The Geneva debate comes a day after the UN Security Council discussed the report, during which the Palestinian Authority demanded that Israel be punished for war crimes.
In the report released last month, investigators led by South African jurist Richard Goldstone accused both Israel and the Palestinian group Hamas of war crimes in Gaza, but were overall more critical of Israel than Hamas.
The Palestinian Authority had initially agreed to defer a vote on the UN-sanctioned report but later backtracked under heavy criticism.
The Palestinians in a draft resolution circulated for the human rights council debate, called on Ban Ki-moon, the UN secretary general, to monitor whether Israel and Hamas conduct credible investigations.
The council is expected to vote on adopting the resolution on Friday.
It "strongly condemns all policies and measures taken by Israel, the occupying power, including those limiting access of Palestinians to their properties and holy sites" and calls on Israel to stop digging and excavation work around the Al-Aqsa mosque as well as other Islamic and Christian religious sites.
In her speech, Pillay cited concern about the restrictions on Palestinians wishing to enter Al-Aqsa and expressed "dismay" about the Israeli blockade of Gaza that she said "severely undermines the rights and welfare of the population there".
Israel rejected the charges saying the resolution – drafted by the Palestinians with Egypt, Nigeria, Pakistan and Tunisia, on behalf of non-aligned, African, Islamic and Arab nations – threatened peace efforts.
Binyamin Netanyahu, the Israeli prime minister, said on Thursday that his country would not be able to take "risks for peace" if it could not defend itself from attacks on its citizens.
"It's important for the principle countries, outside of this automatic majority of the United Nations, to say we are not taking part in this.
"We know we should act otherwise," he said.
'Reward for terror'
Aharon Leshno Yaar, Israel's ambassador to the United Nations, said the adoption by the council of the proposed resolution would be a "reward for terror and will send a clear message to terrorists everywhere".
|Navi Pillay, right, has called for "independent and prompt" investigations [Reuters]

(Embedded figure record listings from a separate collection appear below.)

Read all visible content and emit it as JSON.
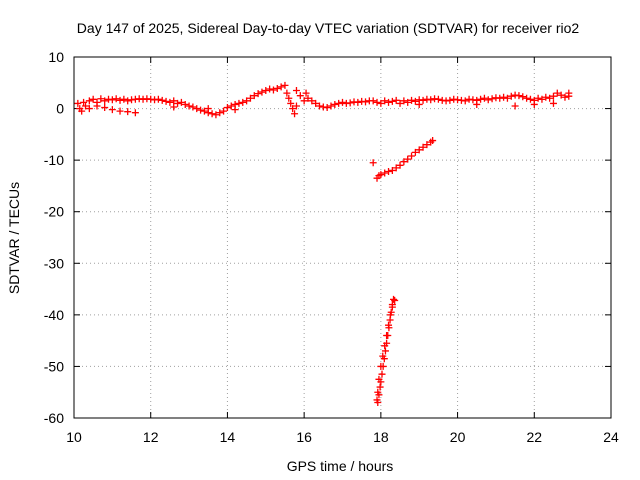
{
  "chart_data": {
    "type": "scatter",
    "title": "Day 147 of 2025, Sidereal Day-to-day VTEC variation (SDTVAR) for receiver rio2",
    "xlabel": "GPS time / hours",
    "ylabel": "SDTVAR / TECUs",
    "xlim": [
      10,
      24
    ],
    "ylim": [
      -60,
      10
    ],
    "xticks": [
      10,
      12,
      14,
      16,
      18,
      20,
      22,
      24
    ],
    "yticks": [
      -60,
      -50,
      -40,
      -30,
      -20,
      -10,
      0,
      10
    ],
    "grid": true,
    "marker": "plus",
    "color": "#ff0000",
    "series": [
      {
        "points": [
          [
            10.1,
            1.0
          ],
          [
            10.15,
            0.0
          ],
          [
            10.2,
            -0.5
          ],
          [
            10.25,
            1.2
          ],
          [
            10.3,
            0.5
          ],
          [
            10.4,
            1.5
          ],
          [
            10.5,
            1.8
          ],
          [
            10.6,
            1.2
          ],
          [
            10.7,
            1.9
          ],
          [
            10.8,
            1.5
          ],
          [
            10.9,
            1.8
          ],
          [
            11.0,
            1.7
          ],
          [
            11.1,
            1.9
          ],
          [
            11.2,
            1.6
          ],
          [
            11.3,
            1.8
          ],
          [
            11.4,
            1.5
          ],
          [
            11.5,
            1.7
          ],
          [
            11.6,
            1.8
          ],
          [
            11.7,
            1.9
          ],
          [
            11.8,
            1.8
          ],
          [
            11.9,
            1.9
          ],
          [
            12.0,
            1.8
          ],
          [
            12.1,
            1.7
          ],
          [
            12.2,
            1.8
          ],
          [
            12.3,
            1.6
          ],
          [
            12.4,
            1.4
          ],
          [
            12.5,
            1.2
          ],
          [
            12.6,
            1.5
          ],
          [
            12.7,
            1.0
          ],
          [
            12.8,
            1.2
          ],
          [
            12.9,
            0.8
          ],
          [
            13.0,
            0.5
          ],
          [
            13.1,
            0.3
          ],
          [
            13.2,
            0.0
          ],
          [
            13.3,
            -0.3
          ],
          [
            13.4,
            -0.5
          ],
          [
            13.5,
            -0.8
          ],
          [
            13.6,
            -1.0
          ],
          [
            13.7,
            -1.2
          ],
          [
            13.8,
            -0.8
          ],
          [
            13.9,
            -0.5
          ],
          [
            14.0,
            0.2
          ],
          [
            14.1,
            0.5
          ],
          [
            14.2,
            0.8
          ],
          [
            14.3,
            1.0
          ],
          [
            14.4,
            1.2
          ],
          [
            14.5,
            1.5
          ],
          [
            14.6,
            2.0
          ],
          [
            14.7,
            2.5
          ],
          [
            14.8,
            2.9
          ],
          [
            14.9,
            3.2
          ],
          [
            15.0,
            3.5
          ],
          [
            15.1,
            3.8
          ],
          [
            15.2,
            3.6
          ],
          [
            15.3,
            3.9
          ],
          [
            15.4,
            4.2
          ],
          [
            15.5,
            4.5
          ],
          [
            15.55,
            3.0
          ],
          [
            15.6,
            2.0
          ],
          [
            15.65,
            1.0
          ],
          [
            15.7,
            0.0
          ],
          [
            15.75,
            -1.0
          ],
          [
            15.8,
            3.5
          ],
          [
            15.9,
            2.5
          ],
          [
            16.0,
            1.5
          ],
          [
            16.05,
            3.0
          ],
          [
            16.1,
            2.0
          ],
          [
            16.2,
            1.5
          ],
          [
            16.3,
            1.0
          ],
          [
            16.4,
            0.5
          ],
          [
            16.5,
            0.3
          ],
          [
            16.6,
            0.2
          ],
          [
            16.7,
            0.5
          ],
          [
            16.8,
            0.8
          ],
          [
            16.9,
            1.0
          ],
          [
            17.0,
            1.2
          ],
          [
            17.1,
            1.0
          ],
          [
            17.2,
            1.1
          ],
          [
            17.3,
            1.3
          ],
          [
            17.4,
            1.2
          ],
          [
            17.5,
            1.4
          ],
          [
            17.6,
            1.3
          ],
          [
            17.7,
            1.5
          ],
          [
            17.8,
            1.5
          ],
          [
            17.9,
            1.2
          ],
          [
            18.0,
            1.0
          ],
          [
            18.1,
            1.5
          ],
          [
            18.2,
            1.2
          ],
          [
            18.3,
            1.4
          ],
          [
            18.4,
            1.6
          ],
          [
            18.5,
            1.0
          ],
          [
            18.6,
            1.5
          ],
          [
            18.7,
            1.2
          ],
          [
            18.8,
            1.6
          ],
          [
            18.9,
            1.4
          ],
          [
            19.0,
            1.7
          ],
          [
            19.1,
            1.6
          ],
          [
            19.2,
            1.8
          ],
          [
            19.3,
            1.7
          ],
          [
            19.4,
            1.9
          ],
          [
            19.5,
            1.8
          ],
          [
            19.6,
            1.6
          ],
          [
            19.7,
            1.5
          ],
          [
            19.8,
            1.6
          ],
          [
            19.9,
            1.8
          ],
          [
            20.0,
            1.7
          ],
          [
            20.1,
            1.6
          ],
          [
            20.2,
            1.5
          ],
          [
            20.3,
            1.8
          ],
          [
            20.4,
            1.7
          ],
          [
            20.5,
            1.6
          ],
          [
            20.6,
            1.8
          ],
          [
            20.7,
            2.0
          ],
          [
            20.8,
            1.7
          ],
          [
            20.9,
            1.9
          ],
          [
            21.0,
            2.1
          ],
          [
            21.1,
            2.0
          ],
          [
            21.2,
            2.2
          ],
          [
            21.3,
            2.0
          ],
          [
            21.4,
            2.4
          ],
          [
            21.5,
            2.6
          ],
          [
            21.6,
            2.5
          ],
          [
            21.7,
            2.3
          ],
          [
            21.8,
            2.0
          ],
          [
            21.9,
            1.8
          ],
          [
            22.0,
            1.6
          ],
          [
            22.1,
            2.0
          ],
          [
            22.2,
            1.8
          ],
          [
            22.3,
            2.2
          ],
          [
            22.4,
            2.0
          ],
          [
            22.5,
            2.4
          ],
          [
            22.6,
            3.0
          ],
          [
            22.7,
            2.6
          ],
          [
            22.8,
            2.2
          ],
          [
            22.9,
            2.4
          ],
          [
            22.9,
            3.0
          ],
          [
            10.4,
            0.0
          ],
          [
            10.6,
            0.5
          ],
          [
            10.8,
            0.2
          ],
          [
            11.0,
            -0.2
          ],
          [
            11.2,
            -0.5
          ],
          [
            11.4,
            -0.6
          ],
          [
            11.6,
            -0.8
          ],
          [
            12.6,
            0.3
          ],
          [
            13.5,
            0.0
          ],
          [
            14.2,
            -0.2
          ],
          [
            15.8,
            0.5
          ],
          [
            19.0,
            0.8
          ],
          [
            20.5,
            0.8
          ],
          [
            21.5,
            0.5
          ],
          [
            22.0,
            0.8
          ],
          [
            22.5,
            1.0
          ]
        ]
      },
      {
        "points": [
          [
            17.8,
            -10.5
          ],
          [
            17.9,
            -13.5
          ],
          [
            17.95,
            -13.0
          ],
          [
            18.0,
            -12.8
          ],
          [
            18.1,
            -12.5
          ],
          [
            18.2,
            -12.2
          ],
          [
            18.3,
            -12.0
          ],
          [
            18.4,
            -11.5
          ],
          [
            18.5,
            -11.0
          ],
          [
            18.6,
            -10.3
          ],
          [
            18.7,
            -9.8
          ],
          [
            18.8,
            -9.2
          ],
          [
            18.9,
            -8.5
          ],
          [
            19.0,
            -8.0
          ],
          [
            19.1,
            -7.5
          ],
          [
            19.2,
            -7.0
          ],
          [
            19.3,
            -6.5
          ],
          [
            19.35,
            -6.2
          ]
        ]
      },
      {
        "points": [
          [
            17.92,
            -57.0
          ],
          [
            17.95,
            -55.5
          ],
          [
            17.98,
            -54.0
          ],
          [
            18.0,
            -53.0
          ],
          [
            18.03,
            -51.5
          ],
          [
            18.06,
            -50.0
          ],
          [
            18.09,
            -48.5
          ],
          [
            18.12,
            -47.0
          ],
          [
            18.15,
            -45.5
          ],
          [
            18.18,
            -44.0
          ],
          [
            18.21,
            -42.5
          ],
          [
            18.24,
            -41.0
          ],
          [
            18.27,
            -39.5
          ],
          [
            18.3,
            -38.0
          ],
          [
            18.33,
            -37.0
          ],
          [
            18.36,
            -37.2
          ],
          [
            18.3,
            -38.5
          ],
          [
            18.25,
            -40.0
          ],
          [
            18.2,
            -42.0
          ],
          [
            18.15,
            -44.0
          ],
          [
            18.1,
            -46.0
          ],
          [
            18.05,
            -48.0
          ],
          [
            18.0,
            -50.0
          ],
          [
            17.95,
            -52.5
          ],
          [
            17.92,
            -55.0
          ],
          [
            17.9,
            -56.5
          ]
        ]
      }
    ]
  }
}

"They will clearly hear that this new form of warfare, as used by Hamas in Gaza, will offer immunity as countries will be prevented from waging effective responses.

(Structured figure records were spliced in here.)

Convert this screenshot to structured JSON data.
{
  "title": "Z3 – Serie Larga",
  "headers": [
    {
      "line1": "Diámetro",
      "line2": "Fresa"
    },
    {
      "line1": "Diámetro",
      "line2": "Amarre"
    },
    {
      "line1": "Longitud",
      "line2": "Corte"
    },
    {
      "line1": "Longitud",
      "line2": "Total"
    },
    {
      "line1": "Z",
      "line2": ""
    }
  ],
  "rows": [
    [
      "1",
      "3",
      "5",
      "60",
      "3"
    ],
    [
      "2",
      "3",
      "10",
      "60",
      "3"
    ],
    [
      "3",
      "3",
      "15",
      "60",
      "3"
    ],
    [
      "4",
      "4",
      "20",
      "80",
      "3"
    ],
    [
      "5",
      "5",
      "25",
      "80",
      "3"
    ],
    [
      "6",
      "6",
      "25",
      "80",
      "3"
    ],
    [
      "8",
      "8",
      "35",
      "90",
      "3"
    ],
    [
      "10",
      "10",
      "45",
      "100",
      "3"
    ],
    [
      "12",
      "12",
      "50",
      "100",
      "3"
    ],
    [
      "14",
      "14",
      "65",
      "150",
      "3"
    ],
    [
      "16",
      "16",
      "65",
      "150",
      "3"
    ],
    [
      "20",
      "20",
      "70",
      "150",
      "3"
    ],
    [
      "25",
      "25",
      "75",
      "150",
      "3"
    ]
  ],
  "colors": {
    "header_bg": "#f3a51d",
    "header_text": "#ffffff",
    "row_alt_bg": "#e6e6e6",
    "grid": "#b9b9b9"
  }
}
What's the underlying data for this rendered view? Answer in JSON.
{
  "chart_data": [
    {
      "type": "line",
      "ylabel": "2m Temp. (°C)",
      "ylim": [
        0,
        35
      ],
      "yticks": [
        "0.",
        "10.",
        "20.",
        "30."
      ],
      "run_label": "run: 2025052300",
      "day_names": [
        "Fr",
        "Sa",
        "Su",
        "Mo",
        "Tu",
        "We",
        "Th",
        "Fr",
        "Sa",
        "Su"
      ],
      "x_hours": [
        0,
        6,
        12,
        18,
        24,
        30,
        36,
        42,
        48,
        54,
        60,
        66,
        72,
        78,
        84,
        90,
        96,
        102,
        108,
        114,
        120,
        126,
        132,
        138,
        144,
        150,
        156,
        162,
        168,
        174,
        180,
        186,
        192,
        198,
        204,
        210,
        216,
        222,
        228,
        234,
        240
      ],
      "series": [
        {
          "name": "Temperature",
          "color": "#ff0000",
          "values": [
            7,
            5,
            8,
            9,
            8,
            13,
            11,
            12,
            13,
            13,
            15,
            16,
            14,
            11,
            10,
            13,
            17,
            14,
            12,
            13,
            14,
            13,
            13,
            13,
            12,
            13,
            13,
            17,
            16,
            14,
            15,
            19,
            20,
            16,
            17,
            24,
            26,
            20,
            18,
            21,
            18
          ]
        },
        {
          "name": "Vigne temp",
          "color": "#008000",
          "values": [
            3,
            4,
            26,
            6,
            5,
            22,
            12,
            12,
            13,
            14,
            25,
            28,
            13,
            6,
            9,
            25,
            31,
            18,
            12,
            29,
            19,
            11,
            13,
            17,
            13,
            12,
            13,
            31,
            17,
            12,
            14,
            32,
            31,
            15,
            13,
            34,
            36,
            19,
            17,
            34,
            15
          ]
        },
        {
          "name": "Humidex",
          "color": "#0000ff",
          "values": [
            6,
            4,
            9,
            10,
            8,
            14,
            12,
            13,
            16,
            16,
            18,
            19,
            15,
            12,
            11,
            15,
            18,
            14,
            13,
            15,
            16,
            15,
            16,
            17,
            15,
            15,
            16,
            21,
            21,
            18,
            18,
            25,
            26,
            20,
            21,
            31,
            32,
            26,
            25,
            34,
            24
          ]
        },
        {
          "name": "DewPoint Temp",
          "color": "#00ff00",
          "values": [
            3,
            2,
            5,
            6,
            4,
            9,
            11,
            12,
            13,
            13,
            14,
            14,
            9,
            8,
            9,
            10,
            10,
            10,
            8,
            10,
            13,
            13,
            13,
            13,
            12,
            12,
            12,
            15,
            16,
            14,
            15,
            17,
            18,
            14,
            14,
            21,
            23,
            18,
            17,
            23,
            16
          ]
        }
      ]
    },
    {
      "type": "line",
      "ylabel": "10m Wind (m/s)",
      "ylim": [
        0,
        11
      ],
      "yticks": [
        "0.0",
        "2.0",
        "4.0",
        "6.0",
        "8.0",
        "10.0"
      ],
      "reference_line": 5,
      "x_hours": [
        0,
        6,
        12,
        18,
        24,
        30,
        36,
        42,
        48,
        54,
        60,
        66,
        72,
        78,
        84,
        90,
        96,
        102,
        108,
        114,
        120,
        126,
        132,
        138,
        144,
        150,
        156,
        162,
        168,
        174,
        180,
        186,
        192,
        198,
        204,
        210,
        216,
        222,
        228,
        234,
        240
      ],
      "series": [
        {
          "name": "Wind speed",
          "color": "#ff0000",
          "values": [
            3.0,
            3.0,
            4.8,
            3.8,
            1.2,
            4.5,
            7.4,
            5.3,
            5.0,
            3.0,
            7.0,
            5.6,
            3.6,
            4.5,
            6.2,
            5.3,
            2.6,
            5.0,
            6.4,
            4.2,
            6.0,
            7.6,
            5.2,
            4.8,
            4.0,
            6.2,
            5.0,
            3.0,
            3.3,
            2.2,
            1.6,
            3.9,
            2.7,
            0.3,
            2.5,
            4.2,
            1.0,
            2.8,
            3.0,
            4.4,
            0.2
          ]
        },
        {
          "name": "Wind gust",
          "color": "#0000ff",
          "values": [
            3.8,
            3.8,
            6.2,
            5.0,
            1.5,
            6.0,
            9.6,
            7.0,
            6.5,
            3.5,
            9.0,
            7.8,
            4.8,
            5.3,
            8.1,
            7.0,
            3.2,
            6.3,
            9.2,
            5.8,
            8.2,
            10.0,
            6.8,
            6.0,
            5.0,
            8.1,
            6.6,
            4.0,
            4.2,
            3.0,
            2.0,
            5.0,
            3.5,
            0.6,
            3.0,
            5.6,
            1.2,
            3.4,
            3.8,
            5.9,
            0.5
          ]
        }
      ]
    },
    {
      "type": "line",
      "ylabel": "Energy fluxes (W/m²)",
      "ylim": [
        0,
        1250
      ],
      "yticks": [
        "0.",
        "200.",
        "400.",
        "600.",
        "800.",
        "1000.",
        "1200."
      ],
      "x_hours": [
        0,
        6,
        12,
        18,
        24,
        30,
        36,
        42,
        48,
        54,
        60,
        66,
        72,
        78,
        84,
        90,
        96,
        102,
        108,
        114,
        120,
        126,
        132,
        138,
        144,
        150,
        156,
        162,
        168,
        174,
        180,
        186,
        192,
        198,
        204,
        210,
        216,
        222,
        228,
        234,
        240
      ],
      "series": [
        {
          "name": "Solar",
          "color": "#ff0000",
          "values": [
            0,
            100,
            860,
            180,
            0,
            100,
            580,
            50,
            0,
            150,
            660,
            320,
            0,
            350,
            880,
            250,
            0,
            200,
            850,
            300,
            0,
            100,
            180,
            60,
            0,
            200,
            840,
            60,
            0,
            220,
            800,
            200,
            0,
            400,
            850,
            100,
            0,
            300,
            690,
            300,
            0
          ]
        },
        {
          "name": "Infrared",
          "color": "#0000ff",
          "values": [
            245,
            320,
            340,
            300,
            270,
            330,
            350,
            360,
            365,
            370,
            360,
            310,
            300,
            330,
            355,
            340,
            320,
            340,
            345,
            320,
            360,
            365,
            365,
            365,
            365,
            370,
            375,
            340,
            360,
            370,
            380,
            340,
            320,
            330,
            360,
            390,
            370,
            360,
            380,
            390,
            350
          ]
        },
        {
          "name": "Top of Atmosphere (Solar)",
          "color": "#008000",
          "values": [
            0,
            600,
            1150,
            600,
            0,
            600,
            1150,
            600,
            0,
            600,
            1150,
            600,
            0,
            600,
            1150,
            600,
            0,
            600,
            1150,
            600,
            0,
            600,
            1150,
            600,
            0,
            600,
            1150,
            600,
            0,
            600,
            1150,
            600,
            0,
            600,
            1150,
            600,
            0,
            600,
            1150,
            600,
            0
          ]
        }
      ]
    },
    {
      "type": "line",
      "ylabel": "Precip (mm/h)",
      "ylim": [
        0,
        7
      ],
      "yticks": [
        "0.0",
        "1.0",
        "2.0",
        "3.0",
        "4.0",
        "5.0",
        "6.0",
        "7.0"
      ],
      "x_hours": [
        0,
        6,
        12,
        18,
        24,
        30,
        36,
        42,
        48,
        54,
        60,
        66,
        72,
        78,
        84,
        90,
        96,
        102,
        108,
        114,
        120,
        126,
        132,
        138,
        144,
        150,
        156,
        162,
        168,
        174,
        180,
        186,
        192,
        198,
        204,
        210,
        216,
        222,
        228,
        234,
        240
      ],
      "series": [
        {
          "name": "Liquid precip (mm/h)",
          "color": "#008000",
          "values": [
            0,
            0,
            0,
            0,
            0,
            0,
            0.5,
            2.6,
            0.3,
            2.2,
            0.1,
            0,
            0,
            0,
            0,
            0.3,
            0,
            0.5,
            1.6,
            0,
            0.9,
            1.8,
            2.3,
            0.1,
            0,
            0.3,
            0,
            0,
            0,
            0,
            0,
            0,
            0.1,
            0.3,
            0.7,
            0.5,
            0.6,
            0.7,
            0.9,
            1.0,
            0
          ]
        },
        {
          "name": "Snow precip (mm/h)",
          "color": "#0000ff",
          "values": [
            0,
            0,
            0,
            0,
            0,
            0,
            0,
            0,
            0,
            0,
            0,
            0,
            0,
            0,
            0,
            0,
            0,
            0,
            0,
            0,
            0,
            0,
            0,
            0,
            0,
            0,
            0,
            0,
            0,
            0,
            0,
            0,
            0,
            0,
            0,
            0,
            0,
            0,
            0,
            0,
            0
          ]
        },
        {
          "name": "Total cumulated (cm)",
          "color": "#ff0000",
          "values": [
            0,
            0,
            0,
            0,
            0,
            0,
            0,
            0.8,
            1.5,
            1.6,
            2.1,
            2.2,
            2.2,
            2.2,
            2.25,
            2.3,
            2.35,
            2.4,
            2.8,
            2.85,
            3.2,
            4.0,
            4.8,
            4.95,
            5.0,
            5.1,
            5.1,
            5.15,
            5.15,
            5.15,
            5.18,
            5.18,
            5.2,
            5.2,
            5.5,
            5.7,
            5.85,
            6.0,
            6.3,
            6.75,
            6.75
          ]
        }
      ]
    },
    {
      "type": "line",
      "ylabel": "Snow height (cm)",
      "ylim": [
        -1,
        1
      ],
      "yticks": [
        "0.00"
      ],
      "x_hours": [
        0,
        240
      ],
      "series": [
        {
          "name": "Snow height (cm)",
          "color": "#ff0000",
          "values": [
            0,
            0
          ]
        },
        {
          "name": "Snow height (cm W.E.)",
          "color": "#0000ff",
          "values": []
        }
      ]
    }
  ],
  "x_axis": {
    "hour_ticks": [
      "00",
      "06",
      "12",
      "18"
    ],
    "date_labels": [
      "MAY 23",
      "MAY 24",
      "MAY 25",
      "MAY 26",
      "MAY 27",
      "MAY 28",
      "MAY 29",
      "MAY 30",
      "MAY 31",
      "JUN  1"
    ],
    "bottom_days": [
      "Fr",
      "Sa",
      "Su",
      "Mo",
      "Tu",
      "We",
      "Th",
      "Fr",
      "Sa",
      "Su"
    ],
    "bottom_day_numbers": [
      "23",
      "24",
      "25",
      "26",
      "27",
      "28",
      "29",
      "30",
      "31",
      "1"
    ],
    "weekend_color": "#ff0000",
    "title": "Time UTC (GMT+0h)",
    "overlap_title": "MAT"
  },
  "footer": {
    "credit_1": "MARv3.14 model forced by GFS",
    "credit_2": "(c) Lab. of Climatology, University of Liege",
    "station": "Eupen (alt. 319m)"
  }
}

"This strategy will be repeated in other places, against other countries fighting terror."
The Goldstone report recommended that its conclusions be sent on to the International Criminal Court (ICC) prosecutor in The Hague if Israel and Hamas do not hold their own credible investigations into allegations of war crimes within six months.

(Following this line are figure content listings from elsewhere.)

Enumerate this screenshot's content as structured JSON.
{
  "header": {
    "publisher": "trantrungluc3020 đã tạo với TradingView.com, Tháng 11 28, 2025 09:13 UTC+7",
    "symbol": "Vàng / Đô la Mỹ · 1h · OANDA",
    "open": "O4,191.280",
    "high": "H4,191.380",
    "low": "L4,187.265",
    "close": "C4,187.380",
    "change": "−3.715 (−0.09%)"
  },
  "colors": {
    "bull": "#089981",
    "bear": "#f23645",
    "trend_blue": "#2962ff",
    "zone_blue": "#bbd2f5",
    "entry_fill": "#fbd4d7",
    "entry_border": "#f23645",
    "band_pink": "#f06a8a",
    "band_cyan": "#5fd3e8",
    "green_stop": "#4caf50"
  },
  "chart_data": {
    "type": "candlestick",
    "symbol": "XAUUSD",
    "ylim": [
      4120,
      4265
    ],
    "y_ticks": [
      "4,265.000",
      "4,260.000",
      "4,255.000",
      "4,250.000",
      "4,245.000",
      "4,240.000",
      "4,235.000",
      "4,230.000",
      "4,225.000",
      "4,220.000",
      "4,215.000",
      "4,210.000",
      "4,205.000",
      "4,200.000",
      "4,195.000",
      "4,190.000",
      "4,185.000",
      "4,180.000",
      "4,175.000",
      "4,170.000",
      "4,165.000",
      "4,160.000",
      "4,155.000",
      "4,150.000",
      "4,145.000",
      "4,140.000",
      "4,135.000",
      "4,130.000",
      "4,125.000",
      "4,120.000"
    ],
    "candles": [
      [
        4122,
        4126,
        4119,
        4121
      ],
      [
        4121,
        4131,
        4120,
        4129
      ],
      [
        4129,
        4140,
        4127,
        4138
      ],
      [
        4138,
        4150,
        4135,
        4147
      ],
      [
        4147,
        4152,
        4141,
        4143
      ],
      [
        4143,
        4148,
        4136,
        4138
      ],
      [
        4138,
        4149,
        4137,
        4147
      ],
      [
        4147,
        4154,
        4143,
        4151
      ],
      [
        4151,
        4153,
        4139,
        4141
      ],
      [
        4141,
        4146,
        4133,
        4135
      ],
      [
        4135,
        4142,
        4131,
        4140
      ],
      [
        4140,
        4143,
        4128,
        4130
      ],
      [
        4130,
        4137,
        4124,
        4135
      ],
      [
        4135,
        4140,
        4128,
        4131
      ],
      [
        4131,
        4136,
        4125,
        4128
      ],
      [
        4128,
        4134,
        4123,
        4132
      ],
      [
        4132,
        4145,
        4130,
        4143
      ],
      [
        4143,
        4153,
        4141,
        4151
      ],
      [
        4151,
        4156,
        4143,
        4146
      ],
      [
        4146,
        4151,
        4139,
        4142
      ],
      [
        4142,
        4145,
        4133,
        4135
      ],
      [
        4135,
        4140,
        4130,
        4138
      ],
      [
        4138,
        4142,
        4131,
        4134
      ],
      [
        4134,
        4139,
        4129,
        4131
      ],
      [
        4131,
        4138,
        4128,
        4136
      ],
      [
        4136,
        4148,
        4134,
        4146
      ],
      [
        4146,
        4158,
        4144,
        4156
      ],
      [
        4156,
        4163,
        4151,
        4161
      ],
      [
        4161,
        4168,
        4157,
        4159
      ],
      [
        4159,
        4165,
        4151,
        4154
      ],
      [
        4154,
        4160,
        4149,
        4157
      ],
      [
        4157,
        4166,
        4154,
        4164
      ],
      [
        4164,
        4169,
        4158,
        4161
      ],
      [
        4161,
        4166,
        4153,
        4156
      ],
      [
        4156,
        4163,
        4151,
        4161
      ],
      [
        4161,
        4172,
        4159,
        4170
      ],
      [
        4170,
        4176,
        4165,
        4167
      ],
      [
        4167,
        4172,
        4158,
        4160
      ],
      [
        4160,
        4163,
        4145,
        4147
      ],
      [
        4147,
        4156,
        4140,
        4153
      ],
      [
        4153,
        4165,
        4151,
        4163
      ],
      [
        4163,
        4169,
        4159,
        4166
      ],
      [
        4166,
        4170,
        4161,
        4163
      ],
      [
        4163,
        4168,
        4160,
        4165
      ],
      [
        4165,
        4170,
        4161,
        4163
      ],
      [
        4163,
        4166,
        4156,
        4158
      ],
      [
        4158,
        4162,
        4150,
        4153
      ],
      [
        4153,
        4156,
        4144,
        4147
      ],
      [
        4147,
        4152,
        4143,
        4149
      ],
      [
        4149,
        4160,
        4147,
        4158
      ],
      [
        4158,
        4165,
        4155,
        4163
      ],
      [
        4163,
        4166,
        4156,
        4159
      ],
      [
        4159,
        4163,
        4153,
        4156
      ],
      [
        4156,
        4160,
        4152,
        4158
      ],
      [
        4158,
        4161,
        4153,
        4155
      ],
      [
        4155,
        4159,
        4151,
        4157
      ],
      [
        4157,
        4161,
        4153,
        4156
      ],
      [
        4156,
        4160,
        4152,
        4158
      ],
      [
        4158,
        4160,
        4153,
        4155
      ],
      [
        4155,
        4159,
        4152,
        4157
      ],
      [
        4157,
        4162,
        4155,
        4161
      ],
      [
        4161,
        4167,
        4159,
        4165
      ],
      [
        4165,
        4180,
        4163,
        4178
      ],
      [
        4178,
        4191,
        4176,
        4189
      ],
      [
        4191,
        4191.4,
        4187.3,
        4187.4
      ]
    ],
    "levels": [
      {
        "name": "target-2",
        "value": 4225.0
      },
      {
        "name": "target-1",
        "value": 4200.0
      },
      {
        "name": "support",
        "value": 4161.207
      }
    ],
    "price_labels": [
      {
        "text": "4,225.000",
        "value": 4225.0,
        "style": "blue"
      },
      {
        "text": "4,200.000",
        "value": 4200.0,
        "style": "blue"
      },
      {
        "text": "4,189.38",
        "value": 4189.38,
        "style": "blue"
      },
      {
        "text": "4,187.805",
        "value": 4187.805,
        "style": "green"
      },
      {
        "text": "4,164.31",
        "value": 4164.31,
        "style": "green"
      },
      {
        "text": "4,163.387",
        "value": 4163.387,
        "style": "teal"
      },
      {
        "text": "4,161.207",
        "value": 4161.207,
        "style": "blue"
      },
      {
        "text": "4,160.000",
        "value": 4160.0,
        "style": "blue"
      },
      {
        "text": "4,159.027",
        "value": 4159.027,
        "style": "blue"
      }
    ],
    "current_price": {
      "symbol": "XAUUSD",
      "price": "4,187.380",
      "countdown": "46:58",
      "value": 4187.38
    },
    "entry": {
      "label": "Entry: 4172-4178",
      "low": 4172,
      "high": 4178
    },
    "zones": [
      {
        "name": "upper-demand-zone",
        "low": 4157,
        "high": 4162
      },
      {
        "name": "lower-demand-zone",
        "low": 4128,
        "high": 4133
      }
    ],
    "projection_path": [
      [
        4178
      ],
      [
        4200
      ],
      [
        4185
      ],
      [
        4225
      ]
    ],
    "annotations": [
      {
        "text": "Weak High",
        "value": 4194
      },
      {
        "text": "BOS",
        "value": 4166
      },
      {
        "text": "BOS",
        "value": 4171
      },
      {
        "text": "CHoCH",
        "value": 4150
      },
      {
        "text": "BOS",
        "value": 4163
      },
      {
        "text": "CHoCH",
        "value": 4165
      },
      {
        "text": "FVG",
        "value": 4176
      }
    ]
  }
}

The report accused Israel of war crimes and crimes against humanity.
It also accused Hamas, which has de facto control of Gaza, of war crime violations, but reserved most of its criticism for Israel.
On Wednesday, Ban urged "all of the parties to carry out credible domestic investigations into the conduct of the conflict without delay", Lynn Pascoe, the UN under secretary general for political affairs, told the UN Security Council.
Israeli officials have condemned the Goldstone report, saying their country had a right to defend itself from Hamas rocket attacks.
But Desmond Travers, a retired army colonel who worked with Goldstone on the report, dismissed that response.
"We examined that very carefully ... but we ruled that this was not a justifiable argument," Travers, currently with the Institute for International Criminal Investigations, told Al Jazeera.
"This report has taken the world community at large one lurch forward into the whole question of impunity," he said.
"We cannot lurch back, and I think the world at large doesn't wish to do that."
About 1,400 Palestinians – the majority of them civilians - and 13 Israelis were killed during Israel's three-week war on Gaza between last December and January, which had the stated aim of stopping rocket attacks by Palestinian fighters from the coastal territory.